5) Though He seems to tarry, the Day of the Lord
will come like a thief in the night, and all that we know, the world and its works
shall be burned up in fire. Peter then asks us, “Therefore, since all these things will be dissolved, what
manner of persons ought you to
be in holy conduct and godliness, looking for and hastening the coming of the
day of God?” In light of there being a final judgment, how ought we
to live? In light of the fact that this world and all its works “will be dissolved, being on fire, and the
elements will melt with fervent heat,” what manner of persons ought we to be?

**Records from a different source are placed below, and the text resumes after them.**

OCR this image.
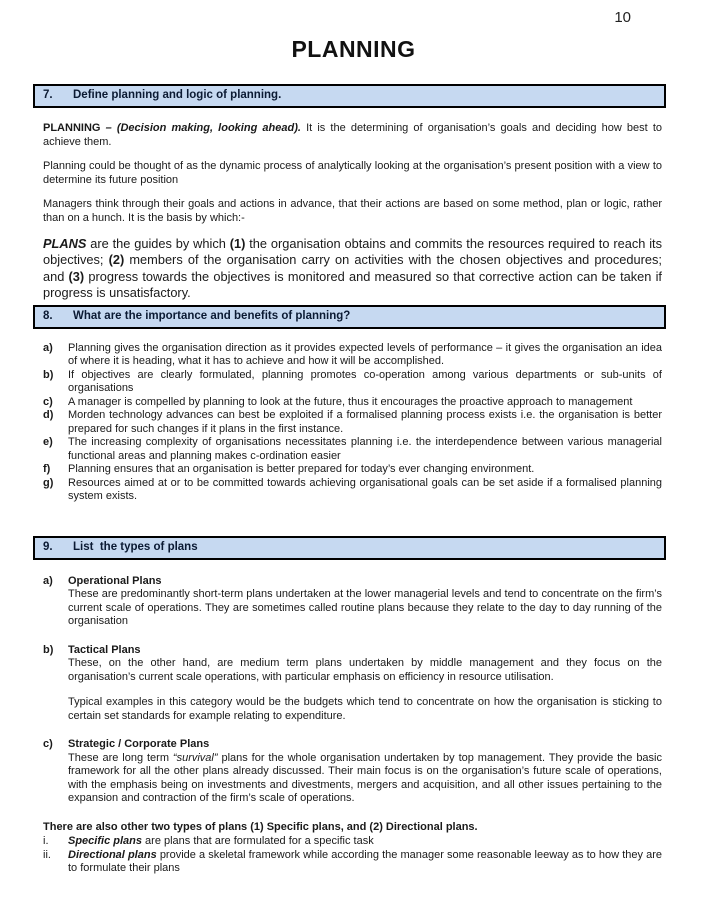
10
PLANNING
7.	Define planning and logic of planning.

PLANNING – (Decision making, looking ahead). It is the determining of organisation’s goals and deciding how best to achieve them.

Planning could be thought of as the dynamic process of analytically looking at the organisation’s present position with a view to determine its future position

Managers think through their goals and actions in advance, that their actions are based on some method, plan or logic, rather than on a hunch. It is the basis by which:-

PLANS are the guides by which (1) the organisation obtains and commits the resources required to reach its objectives; (2) members of the organisation carry on activities with the chosen objectives and procedures; and (3) progress towards the objectives is monitored and measured so that corrective action can be taken if progress is unsatisfactory.

8.	What are the importance and benefits of planning?
a)	Planning gives the organisation direction as it provides expected levels of performance – it gives the organisation an idea of where it is heading, what it has to achieve and how it will be accomplished.
b)	If objectives are clearly formulated, planning promotes co-operation among various departments or sub-units of organisations
c)	A manager is compelled by planning to look at the future, thus it encourages the proactive approach to management
d)	Morden technology advances can best be exploited if a formalised planning process exists i.e. the organisation is better prepared for such changes if it plans in the first instance.
e)	The increasing complexity of organisations necessitates planning i.e. the interdependence between various managerial functional areas and planning makes c-ordination easier
f)	Planning ensures that an organisation is better prepared for today’s ever changing environment.
g)	Resources aimed at or to be committed towards achieving organisational goals can be set aside if a formalised planning system exists.
9.	List  the types of plans
a)	Operational Plans

These are predominantly short-term plans undertaken at the lower managerial levels and tend to concentrate on the firm’s current scale of operations. They are sometimes called routine plans because they relate to the day to day running of the organisation

b)	Tactical Plans

These, on the other hand, are medium term plans undertaken by middle management and they focus on the organisation’s current scale operations, with particular emphasis on efficiency in resource utilisation.

Typical examples in this category would be the budgets which tend to concentrate on how the organisation is sticking to certain set standards for example relating to expenditure.

c)	Strategic / Corporate Plans

These are long term “survival” plans for the whole organisation undertaken by top management. They provide the basic framework for all the other plans already discussed. Their main focus is on the organisation’s future scale of operations, with the emphasis being on investments and divestments, mergers and acquisition, and all other issues pertaining to the expansion and contraction of the firm’s scale of operations.

There are also other two types of plans (1) Specific plans, and (2) Directional plans.

i.	Specific plans are plans that are formulated for a specific task
ii.	Directional plans provide a skeletal framework while according the manager some reasonable leeway as to how they are to formulate their plans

The scoffers and mockers deny Christ’s promise so that they may more freely
walk according to their sinful desires and lusts. Don’t do that. Instead of
indulging in sin that will only heap wrath upon you on the Last Day, turn from
your sins. “Abstain from fleshly lusts
which war against the soul” (1
Peter 2:11). “Put
off, concerning your former conduct, the old man which grows corrupt according
to the deceitful lusts, and be renewed in the spirit of your mind, and that you
put on the new man which was created according to God, in true righteousness
and holiness” (Ephesians 4:22-24). Strive against the
sin which so easily entangles your heart, your eyes, and your lips. Sin is best
fought by daily meditation on the Ten Commandments and repentance. This is why
Christ delays returning, so that you might repent of your sins and believe the
Gospel that He “desires all men
to be saved and to come to the knowledge of the truth” (1 Timothy 2:4). He promises to forgive our
sins when we confess them to Him, for He is faithful and just to forgive our
sins and cleanse us from all unrighteousness. This is how we fight sign. We
repent of it. We believe the Gospel that our sins are forgiven for Christ’s
sake. Then we fight against that sin when temptation arises from within us or
from the world. Having our sins daily forgiven we strive no only to abstain
from those sins, we also strive towards “holy conduct and godliness”

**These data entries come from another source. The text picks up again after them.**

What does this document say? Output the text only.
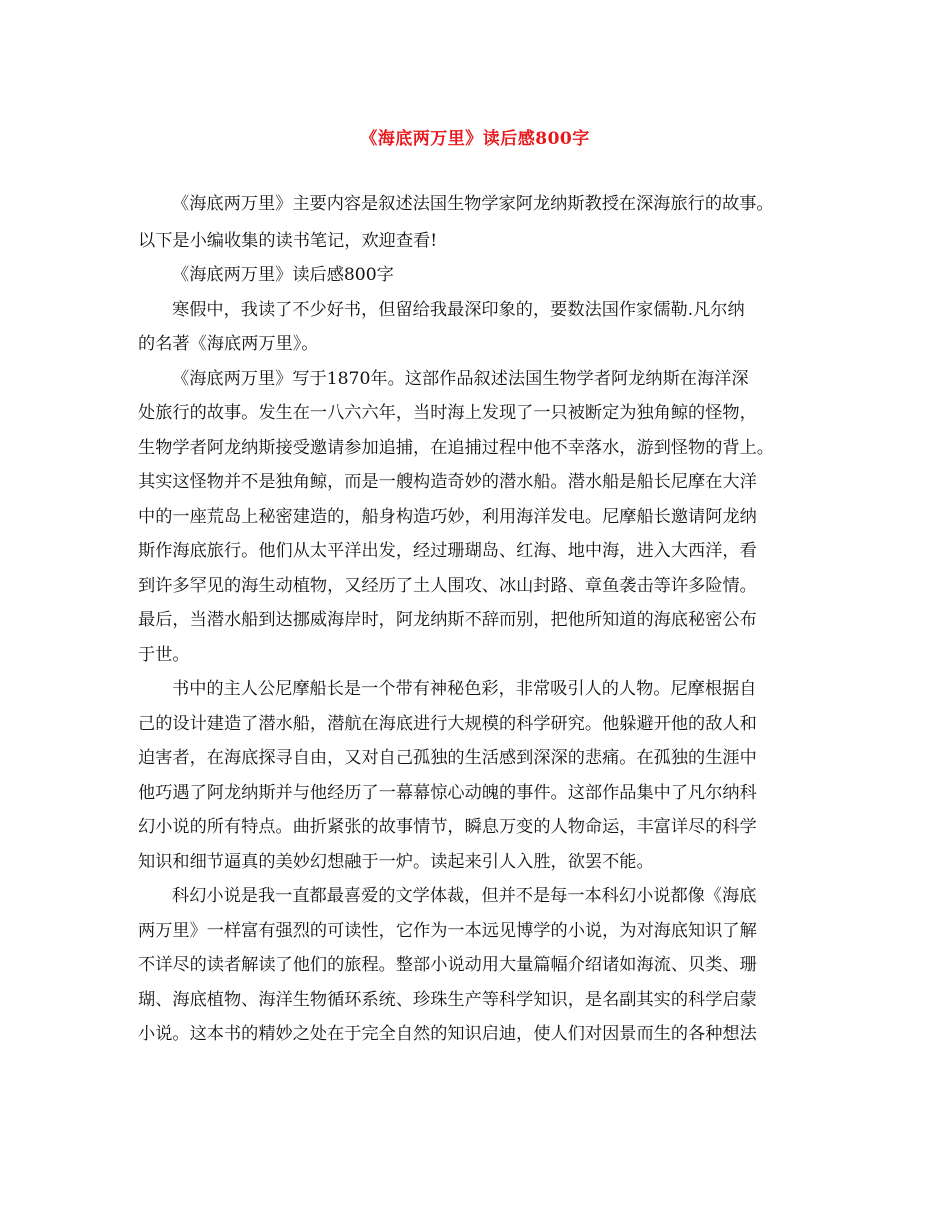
《海底两万里》读后感800字
《海底两万里》主要内容是叙述法国生物学家阿龙纳斯教授在深海旅行的故事。
以下是小编收集的读书笔记，欢迎查看!
《海底两万里》读后感800字
寒假中，我读了不少好书，但留给我最深印象的，要数法国作家儒勒.凡尔纳
的名著《海底两万里》。
《海底两万里》写于1870年。这部作品叙述法国生物学者阿龙纳斯在海洋深
处旅行的故事。发生在一八六六年，当时海上发现了一只被断定为独角鲸的怪物，
生物学者阿龙纳斯接受邀请参加追捕，在追捕过程中他不幸落水，游到怪物的背上。
其实这怪物并不是独角鲸，而是一艘构造奇妙的潜水船。潜水船是船长尼摩在大洋
中的一座荒岛上秘密建造的，船身构造巧妙，利用海洋发电。尼摩船长邀请阿龙纳
斯作海底旅行。他们从太平洋出发，经过珊瑚岛、红海、地中海，进入大西洋，看
到许多罕见的海生动植物，又经历了土人围攻、冰山封路、章鱼袭击等许多险情。
最后，当潜水船到达挪威海岸时，阿龙纳斯不辞而别，把他所知道的海底秘密公布
于世。
书中的主人公尼摩船长是一个带有神秘色彩，非常吸引人的人物。尼摩根据自
己的设计建造了潜水船，潜航在海底进行大规模的科学研究。他躲避开他的敌人和
迫害者，在海底探寻自由，又对自己孤独的生活感到深深的悲痛。在孤独的生涯中
他巧遇了阿龙纳斯并与他经历了一幕幕惊心动魄的事件。这部作品集中了凡尔纳科
幻小说的所有特点。曲折紧张的故事情节，瞬息万变的人物命运，丰富详尽的科学
知识和细节逼真的美妙幻想融于一炉。读起来引人入胜，欲罢不能。
科幻小说是我一直都最喜爱的文学体裁，但并不是每一本科幻小说都像《海底
两万里》一样富有强烈的可读性，它作为一本远见博学的小说，为对海底知识了解
不详尽的读者解读了他们的旅程。整部小说动用大量篇幅介绍诸如海流、贝类、珊
瑚、海底植物、海洋生物循环系统、珍珠生产等科学知识，是名副其实的科学启蒙
小说。这本书的精妙之处在于完全自然的知识启迪，使人们对因景而生的各种想法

which means we strive to live according to the commandments both outwardly in
our words and deeds and inwardly in our hearts and minds.

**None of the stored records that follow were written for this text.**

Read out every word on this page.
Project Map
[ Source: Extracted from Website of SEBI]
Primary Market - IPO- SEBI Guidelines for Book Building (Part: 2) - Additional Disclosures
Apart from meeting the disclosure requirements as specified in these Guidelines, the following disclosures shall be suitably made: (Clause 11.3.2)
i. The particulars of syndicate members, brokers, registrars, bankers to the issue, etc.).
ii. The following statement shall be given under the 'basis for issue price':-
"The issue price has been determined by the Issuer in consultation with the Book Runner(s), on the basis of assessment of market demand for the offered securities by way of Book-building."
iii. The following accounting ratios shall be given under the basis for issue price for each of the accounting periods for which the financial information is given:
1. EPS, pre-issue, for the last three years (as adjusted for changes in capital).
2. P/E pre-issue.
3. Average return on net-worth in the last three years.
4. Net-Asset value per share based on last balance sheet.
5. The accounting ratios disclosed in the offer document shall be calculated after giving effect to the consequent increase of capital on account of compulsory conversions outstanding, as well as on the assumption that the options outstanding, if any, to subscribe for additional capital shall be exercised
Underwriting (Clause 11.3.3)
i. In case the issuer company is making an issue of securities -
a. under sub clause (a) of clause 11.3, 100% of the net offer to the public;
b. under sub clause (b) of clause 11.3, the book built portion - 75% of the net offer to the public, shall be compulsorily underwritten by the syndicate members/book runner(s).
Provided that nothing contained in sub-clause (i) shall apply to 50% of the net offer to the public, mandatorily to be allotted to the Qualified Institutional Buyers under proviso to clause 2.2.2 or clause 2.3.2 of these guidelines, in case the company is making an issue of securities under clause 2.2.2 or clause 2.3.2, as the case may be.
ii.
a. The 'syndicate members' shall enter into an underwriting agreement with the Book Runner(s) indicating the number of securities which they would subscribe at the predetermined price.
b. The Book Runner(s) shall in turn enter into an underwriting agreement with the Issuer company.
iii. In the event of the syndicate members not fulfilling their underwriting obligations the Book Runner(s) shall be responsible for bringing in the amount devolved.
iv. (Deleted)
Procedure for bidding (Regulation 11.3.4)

6) And we ought to do so in joy, “looking for and
hastening the coming day of the Lord.” We can’t make Christ come any sooner
by our life of repentance and faith. The text is better translated “looking
for and eagerly awaiting the coming day of the Lord.” The Day of Judgment
is not a day to fear for the Christian. It is the day of salvation when we are
judged not according to our own righteousness, but according to Christ’s
righteousness. The thought of the end of all things shouldn’t cause our hearts
to despair, for on that day the new heavens and new earth shall be made for us,
a world in which there is no sin or death or sadness of any kind. You do not
need to worry whether you will be sheep or a goat on that day, for God
justifies sinners through faith in Christ and not the works of the Law. Works
are simply proof that faith is living. That’s why the sheep in the Gospel text
did not expect to earn their salvation by their good deeds. They were not even
aware of their good deeds. Rather they did those good deeds because they were
righteous by faith. The coming day of the Lord is the Christian’s hope. It is
the day in which the sons of God by faith will be shine with the radiance of
Christ at His transfiguration and our sonship will be finally seen. “Therefore, beloved, looking
forward to these things, be diligent to be found by Him in peace, without spot
and blameless.” You are made ready for that great and glorious day
through faith in Christ, for only by faith in Christ are sinners reconciled to
God. Only by faith in what Christ’s merits and atoning death are you cleansed
from every spot of sin and blameless in God’s sight. This is the reason that
you can look forward to that Day. It is the Day of your final salvation. Amen.
May
the peace of God, which passes understanding, guard your hearts and minds
through faith in Christ Jesus our Lord. Amen.